Above and beyond unveiling their new 3D-printed bike during this month’s Consumer Electronics Show (CES), the French company Sculpteo decided to really show-off its bike’s capabilities by afterwards taking it on 500+ mile ride from Las Vegas to their U.S. office in San Francisco.
Sculpteo says its Darwin Bike is the first fully functional 3D manufactured bike, wherein 70% of its parts are made using 3D printing and laser cutting.
Alexandre d’Orsetti and Piotr Widely started working on the project at the beginning of November, with the goal of demonstrating the effectiveness 3D printing and laser cutting technology can have on bike design and development.
“This diversity of elements, with specific constraints (structure, comfort, settings, etc) allowed us to split the project into several sub-projects, and to choose, for each one of them, which technology and material would fit best.”
Furthermore, he added that digital manufacturing allowed them to produce finished parts, not just models or prototypes. “This means we can work with the materials and their specific characteristics, when conceiving our finished object.

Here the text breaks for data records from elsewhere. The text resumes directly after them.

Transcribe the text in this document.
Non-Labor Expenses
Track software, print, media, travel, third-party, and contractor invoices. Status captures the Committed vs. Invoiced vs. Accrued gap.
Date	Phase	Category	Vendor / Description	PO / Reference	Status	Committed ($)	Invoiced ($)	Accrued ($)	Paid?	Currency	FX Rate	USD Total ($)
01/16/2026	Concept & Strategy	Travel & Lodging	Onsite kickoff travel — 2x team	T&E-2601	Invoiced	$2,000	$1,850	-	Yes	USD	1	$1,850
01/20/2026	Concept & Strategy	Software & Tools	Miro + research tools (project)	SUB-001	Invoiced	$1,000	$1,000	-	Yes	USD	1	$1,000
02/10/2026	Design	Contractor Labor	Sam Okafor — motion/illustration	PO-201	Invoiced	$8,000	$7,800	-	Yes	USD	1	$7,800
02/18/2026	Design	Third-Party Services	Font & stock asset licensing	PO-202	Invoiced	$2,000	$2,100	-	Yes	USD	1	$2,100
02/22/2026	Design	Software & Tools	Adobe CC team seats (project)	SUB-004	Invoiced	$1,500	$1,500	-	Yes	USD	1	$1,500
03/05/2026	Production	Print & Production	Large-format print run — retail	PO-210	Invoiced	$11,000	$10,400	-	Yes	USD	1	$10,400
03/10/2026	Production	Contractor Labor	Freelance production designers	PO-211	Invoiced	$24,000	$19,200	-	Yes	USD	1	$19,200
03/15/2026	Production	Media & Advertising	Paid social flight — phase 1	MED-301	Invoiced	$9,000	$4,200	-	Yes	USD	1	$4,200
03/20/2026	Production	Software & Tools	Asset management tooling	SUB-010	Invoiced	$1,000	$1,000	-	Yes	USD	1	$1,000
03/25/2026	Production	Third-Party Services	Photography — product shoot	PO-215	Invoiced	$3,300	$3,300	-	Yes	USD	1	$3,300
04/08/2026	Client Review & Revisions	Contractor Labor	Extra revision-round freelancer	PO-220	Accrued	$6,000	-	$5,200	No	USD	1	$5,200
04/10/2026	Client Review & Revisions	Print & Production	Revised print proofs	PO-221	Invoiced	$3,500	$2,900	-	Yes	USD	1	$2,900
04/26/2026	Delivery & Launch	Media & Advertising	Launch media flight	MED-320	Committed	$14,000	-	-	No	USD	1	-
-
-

“Having a real, finished object in your hands just two days after ordering it gives a great amount of flexibility and allows to go back and forth many times between different iterations until your object fits its final use.”
“The bike we built is meant to keep adapting and improving according to the challenges it will face and the applications that will be made of it, as well as the feedbacks we’ll get about it.”
According to the latest update, the two designers have since made their way through the Mojave National Reserve and on to Bakersfield, California, where they stopped in order to get some new Sculpteo parts and make a few ‘adjustments” to the bike before undertaking the rest of the journey.